GROTOAP2: GROTOAP2 is a dataset for table detection and recognition in documents. It contains labeled annotations for document pages, including tables, table structure, and cell content. The dataset includes various document types, such as scientific articles, reports, and forms.
USTB-DLSL: The USTB Document Layout Structure Library (USTB-DLSL) is a dataset containing document images with annotations for layout structures, including titles, headings, paragraphs, images, tables, and captions. It is primarily focused on Chinese document layout analysis.
TableBank: TableBank is a dataset for table detection and recognition in documents, containing over 417,000 labeled tables from various sources, including scientific papers, business reports, and patents.

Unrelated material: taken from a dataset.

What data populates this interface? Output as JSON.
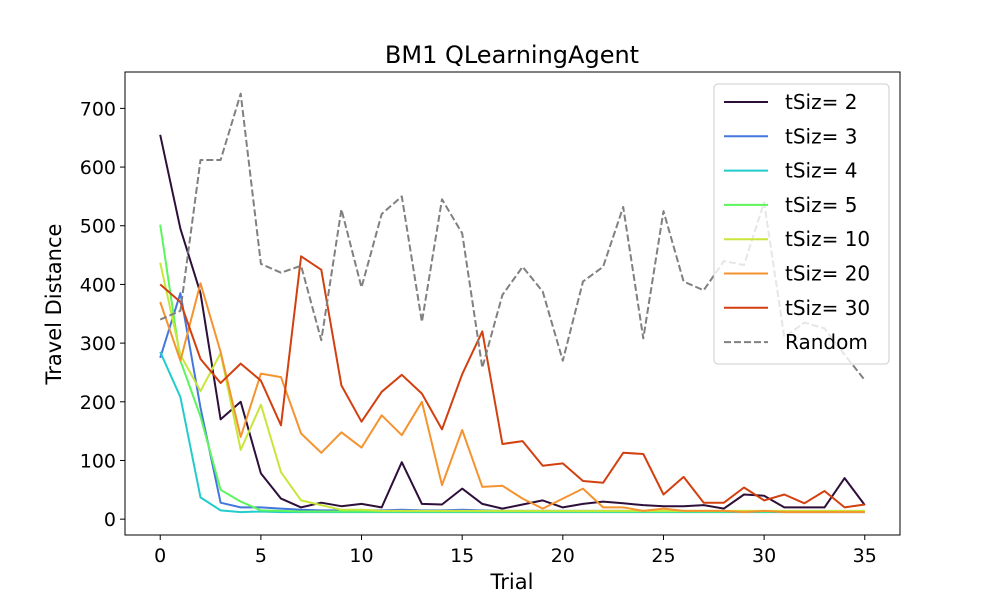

Marmot: Marmot is a dataset specifically designed for chart and graph detection in scholarly articles. It includes annotations for chart bounding boxes and types (e.g., line chart, bar chart) in articles from the arXiv preprint repository. While not as large as other datasets, it provides detailed annotations tailored for chart detection tasks.

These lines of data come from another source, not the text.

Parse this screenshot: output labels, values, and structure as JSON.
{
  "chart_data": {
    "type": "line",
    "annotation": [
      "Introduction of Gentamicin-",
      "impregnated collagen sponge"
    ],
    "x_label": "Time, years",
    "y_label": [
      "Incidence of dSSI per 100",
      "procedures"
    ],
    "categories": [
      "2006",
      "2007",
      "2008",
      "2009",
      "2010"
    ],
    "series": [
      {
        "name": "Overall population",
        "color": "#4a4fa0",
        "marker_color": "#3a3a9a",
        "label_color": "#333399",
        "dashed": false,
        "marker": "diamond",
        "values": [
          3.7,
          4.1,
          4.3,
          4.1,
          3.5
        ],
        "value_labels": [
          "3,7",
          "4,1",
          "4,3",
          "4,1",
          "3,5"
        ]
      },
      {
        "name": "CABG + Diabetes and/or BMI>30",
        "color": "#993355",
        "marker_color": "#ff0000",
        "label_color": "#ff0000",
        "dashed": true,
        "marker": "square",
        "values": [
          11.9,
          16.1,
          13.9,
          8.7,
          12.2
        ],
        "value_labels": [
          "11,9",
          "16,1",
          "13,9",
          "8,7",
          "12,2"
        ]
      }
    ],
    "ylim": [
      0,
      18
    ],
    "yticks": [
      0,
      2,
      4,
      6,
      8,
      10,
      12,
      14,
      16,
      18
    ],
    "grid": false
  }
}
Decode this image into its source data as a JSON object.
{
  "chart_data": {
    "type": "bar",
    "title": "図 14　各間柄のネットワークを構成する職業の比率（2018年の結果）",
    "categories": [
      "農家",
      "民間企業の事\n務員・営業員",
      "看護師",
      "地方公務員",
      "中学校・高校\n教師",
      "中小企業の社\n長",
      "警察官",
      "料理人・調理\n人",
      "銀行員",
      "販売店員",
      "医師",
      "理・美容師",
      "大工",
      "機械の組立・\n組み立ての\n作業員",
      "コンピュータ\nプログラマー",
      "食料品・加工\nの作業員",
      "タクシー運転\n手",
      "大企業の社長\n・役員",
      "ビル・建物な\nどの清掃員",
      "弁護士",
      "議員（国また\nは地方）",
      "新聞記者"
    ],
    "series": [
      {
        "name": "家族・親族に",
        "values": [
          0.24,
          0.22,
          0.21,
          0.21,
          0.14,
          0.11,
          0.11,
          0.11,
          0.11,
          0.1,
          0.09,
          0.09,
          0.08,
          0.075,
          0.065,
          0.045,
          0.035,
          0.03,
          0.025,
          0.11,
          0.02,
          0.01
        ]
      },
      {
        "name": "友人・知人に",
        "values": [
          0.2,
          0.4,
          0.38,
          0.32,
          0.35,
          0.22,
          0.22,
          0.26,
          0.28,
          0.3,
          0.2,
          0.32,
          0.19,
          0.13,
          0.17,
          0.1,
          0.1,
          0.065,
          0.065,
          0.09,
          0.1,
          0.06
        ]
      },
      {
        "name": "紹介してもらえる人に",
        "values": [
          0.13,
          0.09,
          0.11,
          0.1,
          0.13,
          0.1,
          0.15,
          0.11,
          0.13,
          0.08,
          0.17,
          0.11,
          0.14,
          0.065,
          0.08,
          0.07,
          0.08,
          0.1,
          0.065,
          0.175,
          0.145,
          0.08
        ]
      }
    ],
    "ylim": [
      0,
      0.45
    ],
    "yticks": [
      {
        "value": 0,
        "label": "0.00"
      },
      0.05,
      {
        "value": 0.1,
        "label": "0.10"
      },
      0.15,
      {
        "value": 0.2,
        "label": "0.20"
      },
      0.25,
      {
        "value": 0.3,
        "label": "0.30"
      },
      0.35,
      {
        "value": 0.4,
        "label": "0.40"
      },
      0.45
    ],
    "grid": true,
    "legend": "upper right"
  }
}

ChartSense: ChartSense is a dataset that focuses on chart detection and classification in scientific articles. It contains annotations for chart bounding boxes and chart types (e.g., line chart, scatter plot) in articles from arXiv and PubMed Central. While the dataset size may be modest, it offers detailed annotations suitable for chart detection research.
All of these datasets can take document processing to the next level when training yolo models on each specific task or on a generalized task of layout analysis through object detection. This will increase accuracy and improve results while minimizing information loss and avoiding problematic detections. This is better than having WFP specific data because annotating a large enough amount of document pages will be very time consuming and can be erroneous. The only drawback is that the training will be computationally expensive as with training any large state-of-the-art model. For now, there is a yolov8 model trained on a subset of the DocLayNet dataset available on Huggingface and will be used in the next step. The model can be found here. You can try out the capabilities of this model here.
Conclusion
All of what has been discussed is part of a twofold process. This twofold process has been referred to before as “information extraction and information communication.” Now that we have been able to delicately and precisely extract information containers from the depths of WFP’s unstructured data, we can feed them in a into a LLM like Llama, Gemini, GPT, and many more for processes like question answering, summarization, and hopefully more. This “feeding into LLM” can take two forms: fine-tuning, and contexts for generated answers. Both are viable options yielding good results in terms of information communication.